Monday, February 6, 2012

Abortion Policy and The Extended Society


Roxann Bilger of Houston, TX, is able to articulate what so few people seem capable of grasping, or at least inclined to grasp:
Abortion, specifically, may not be at the top of many people's list of hot issues, but to listen to Sen. Santorum is to understand that a society's views on the sanctity of human life are directly connected to its prosperity. He frequently cites the link between poverty and prosperity on one hand, and education, employment and marriage before child-bearing in a stable, two-parent family, on the other. If you do these three things in the proper order, your chance of being poor is very greatly reduced. Abortion, by its very nature, is antifamily. Strong families are the building blocks of strong communities, which in turn are the foundation of a prosperous nation.
Rick Santorum is my candidate for the Republican nomination--despite his shaky economic plans to fossilize manufacturing as a major component of the American economy--because he understands this.  Moreover, he understands that unless the family (rather than the individual) is regarded as the basic cell of society, the individual will suffer from want of the love, care and solicitude that he needs in order to flourish.

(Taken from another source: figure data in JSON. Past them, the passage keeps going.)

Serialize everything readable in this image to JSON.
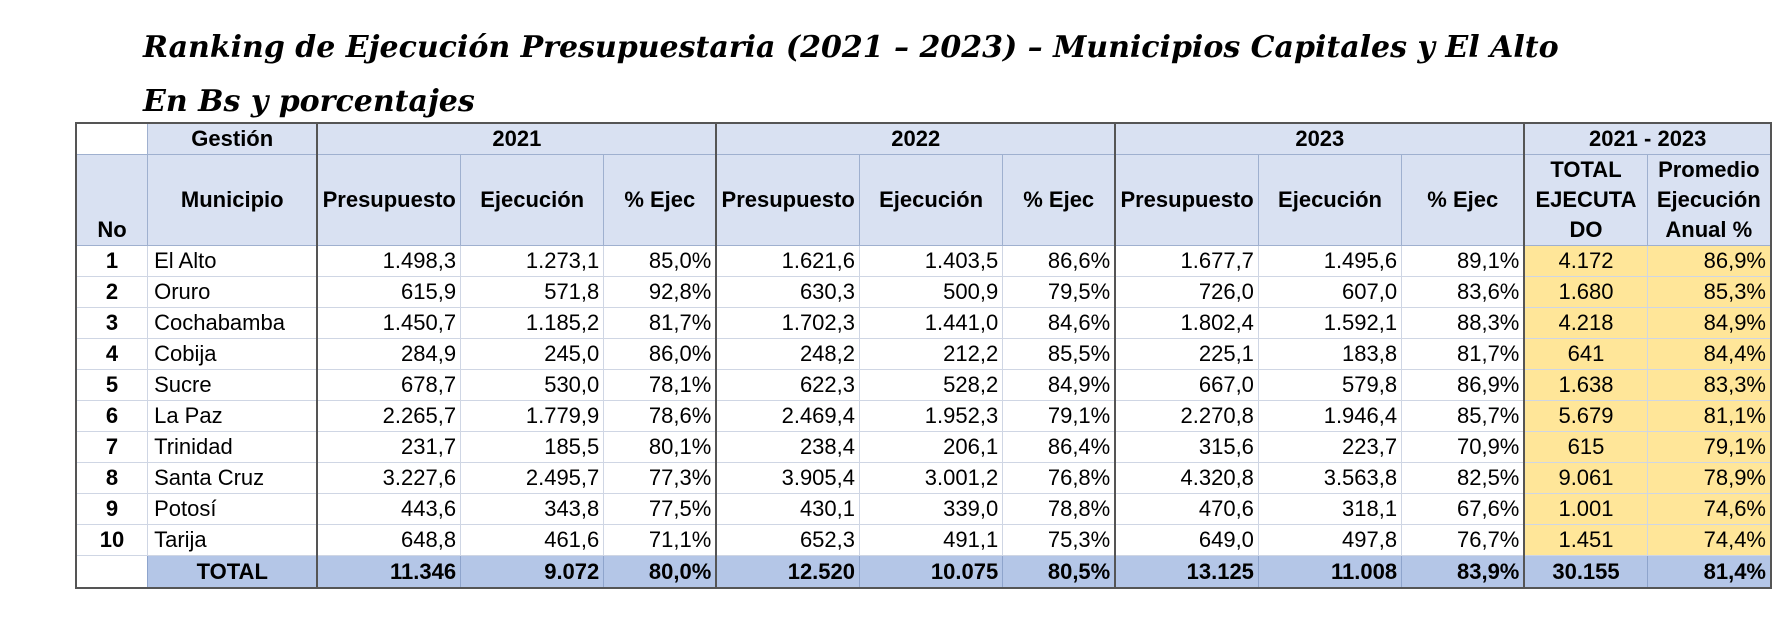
{
  "title": "Ranking de Ejecución Presupuestaria (2021 – 2023) – Municipios Capitales y El Alto",
  "subtitle": "En Bs y porcentajes",
  "header": {
    "gestion": "Gestión",
    "y2021": "2021",
    "y2022": "2022",
    "y2023": "2023",
    "range": "2021 - 2023",
    "no": "No",
    "municipio": "Municipio",
    "presupuesto": "Presupuesto",
    "ejecucion": "Ejecución",
    "pct": "% Ejec",
    "total_ejecutado": "TOTAL EJECUTA DO",
    "promedio": "Promedio Ejecución Anual %"
  },
  "rows": [
    {
      "no": "1",
      "mun": "El Alto",
      "p21": "1.498,3",
      "e21": "1.273,1",
      "x21": "85,0%",
      "p22": "1.621,6",
      "e22": "1.403,5",
      "x22": "86,6%",
      "p23": "1.677,7",
      "e23": "1.495,6",
      "x23": "89,1%",
      "tot": "4.172",
      "avg": "86,9%"
    },
    {
      "no": "2",
      "mun": "Oruro",
      "p21": "615,9",
      "e21": "571,8",
      "x21": "92,8%",
      "p22": "630,3",
      "e22": "500,9",
      "x22": "79,5%",
      "p23": "726,0",
      "e23": "607,0",
      "x23": "83,6%",
      "tot": "1.680",
      "avg": "85,3%"
    },
    {
      "no": "3",
      "mun": "Cochabamba",
      "p21": "1.450,7",
      "e21": "1.185,2",
      "x21": "81,7%",
      "p22": "1.702,3",
      "e22": "1.441,0",
      "x22": "84,6%",
      "p23": "1.802,4",
      "e23": "1.592,1",
      "x23": "88,3%",
      "tot": "4.218",
      "avg": "84,9%"
    },
    {
      "no": "4",
      "mun": "Cobija",
      "p21": "284,9",
      "e21": "245,0",
      "x21": "86,0%",
      "p22": "248,2",
      "e22": "212,2",
      "x22": "85,5%",
      "p23": "225,1",
      "e23": "183,8",
      "x23": "81,7%",
      "tot": "641",
      "avg": "84,4%"
    },
    {
      "no": "5",
      "mun": "Sucre",
      "p21": "678,7",
      "e21": "530,0",
      "x21": "78,1%",
      "p22": "622,3",
      "e22": "528,2",
      "x22": "84,9%",
      "p23": "667,0",
      "e23": "579,8",
      "x23": "86,9%",
      "tot": "1.638",
      "avg": "83,3%"
    },
    {
      "no": "6",
      "mun": "La Paz",
      "p21": "2.265,7",
      "e21": "1.779,9",
      "x21": "78,6%",
      "p22": "2.469,4",
      "e22": "1.952,3",
      "x22": "79,1%",
      "p23": "2.270,8",
      "e23": "1.946,4",
      "x23": "85,7%",
      "tot": "5.679",
      "avg": "81,1%"
    },
    {
      "no": "7",
      "mun": "Trinidad",
      "p21": "231,7",
      "e21": "185,5",
      "x21": "80,1%",
      "p22": "238,4",
      "e22": "206,1",
      "x22": "86,4%",
      "p23": "315,6",
      "e23": "223,7",
      "x23": "70,9%",
      "tot": "615",
      "avg": "79,1%"
    },
    {
      "no": "8",
      "mun": "Santa Cruz",
      "p21": "3.227,6",
      "e21": "2.495,7",
      "x21": "77,3%",
      "p22": "3.905,4",
      "e22": "3.001,2",
      "x22": "76,8%",
      "p23": "4.320,8",
      "e23": "3.563,8",
      "x23": "82,5%",
      "tot": "9.061",
      "avg": "78,9%"
    },
    {
      "no": "9",
      "mun": "Potosí",
      "p21": "443,6",
      "e21": "343,8",
      "x21": "77,5%",
      "p22": "430,1",
      "e22": "339,0",
      "x22": "78,8%",
      "p23": "470,6",
      "e23": "318,1",
      "x23": "67,6%",
      "tot": "1.001",
      "avg": "74,6%"
    },
    {
      "no": "10",
      "mun": "Tarija",
      "p21": "648,8",
      "e21": "461,6",
      "x21": "71,1%",
      "p22": "652,3",
      "e22": "491,1",
      "x22": "75,3%",
      "p23": "649,0",
      "e23": "497,8",
      "x23": "76,7%",
      "tot": "1.451",
      "avg": "74,4%"
    }
  ],
  "total": {
    "label": "TOTAL",
    "p21": "11.346",
    "e21": "9.072",
    "x21": "80,0%",
    "p22": "12.520",
    "e22": "10.075",
    "x22": "80,5%",
    "p23": "13.125",
    "e23": "11.008",
    "x23": "83,9%",
    "tot": "30.155",
    "avg": "81,4%"
  },
  "colors": {
    "header_bg": "#d9e1f2",
    "total_bg": "#b4c6e7",
    "highlight_bg": "#ffe699"
  }
}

The individual shorn from the family is ripe for a collapse into various forms of harmful dependence.   It is no coincidence that Statists the world over are universally obsessed with destruction of the traditional family norm.

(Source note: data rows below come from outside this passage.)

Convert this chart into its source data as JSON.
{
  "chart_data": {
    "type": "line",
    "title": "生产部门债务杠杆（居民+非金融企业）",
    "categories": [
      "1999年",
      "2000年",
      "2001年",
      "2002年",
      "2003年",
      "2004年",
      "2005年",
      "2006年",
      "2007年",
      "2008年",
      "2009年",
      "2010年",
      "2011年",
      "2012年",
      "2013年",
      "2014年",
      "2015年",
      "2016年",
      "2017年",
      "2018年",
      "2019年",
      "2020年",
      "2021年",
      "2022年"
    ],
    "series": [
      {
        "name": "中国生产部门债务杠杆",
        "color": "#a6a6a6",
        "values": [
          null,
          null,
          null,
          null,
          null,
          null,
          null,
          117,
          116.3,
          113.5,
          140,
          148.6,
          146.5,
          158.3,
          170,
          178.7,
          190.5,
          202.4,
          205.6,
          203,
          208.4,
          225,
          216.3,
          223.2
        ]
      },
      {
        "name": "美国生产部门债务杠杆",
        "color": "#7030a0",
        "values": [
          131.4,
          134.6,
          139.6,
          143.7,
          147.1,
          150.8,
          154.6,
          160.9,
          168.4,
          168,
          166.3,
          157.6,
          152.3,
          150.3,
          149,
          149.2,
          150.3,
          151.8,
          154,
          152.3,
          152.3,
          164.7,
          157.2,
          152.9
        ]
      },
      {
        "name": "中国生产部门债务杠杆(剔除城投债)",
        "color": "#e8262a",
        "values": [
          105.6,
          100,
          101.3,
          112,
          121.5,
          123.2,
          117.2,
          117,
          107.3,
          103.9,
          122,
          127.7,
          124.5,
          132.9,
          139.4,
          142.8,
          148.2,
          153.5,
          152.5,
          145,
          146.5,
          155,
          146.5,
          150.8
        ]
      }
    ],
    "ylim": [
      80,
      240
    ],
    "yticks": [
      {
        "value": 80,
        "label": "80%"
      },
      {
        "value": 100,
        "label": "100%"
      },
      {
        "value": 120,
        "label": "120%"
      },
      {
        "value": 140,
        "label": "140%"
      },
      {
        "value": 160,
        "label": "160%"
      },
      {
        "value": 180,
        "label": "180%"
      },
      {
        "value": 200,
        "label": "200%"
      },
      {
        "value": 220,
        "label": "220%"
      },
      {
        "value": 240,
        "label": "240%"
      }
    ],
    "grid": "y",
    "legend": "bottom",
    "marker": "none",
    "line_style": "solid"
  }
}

It bears repeating: the social issues and economic issues are inextricably linked in the human nature that underlies both.  Catholics are correct on the social issues.  Classical liberals, generally, and Austrian school economists, specifically, are mostly correct on the economic issues.

Personally, I think that divorce, especially easy divorce, was the grievous wound in the social soul.  It's practice wasn't legally sanctioned until the Napoleanic Code at the turn of 19th Century.

Ironically, those changes were championed in the name of women's equality.  High profile exceptions to the rule among professional women notwithstanding, it is women and children who suffer most from divorce--as a statistical matter.

200 years is a relatively short time in the annals of human history.  With so much empirical evidence to suggest the folly of adopting destructive family (and sexual) norms, there are good reasons for the public to reopen its mind to common sense truths bearing the stamp of antiquity.

It may not happen this election.  But, sooner or later, truth will win out.  As we all know, nature always presents a bill at the end of the party.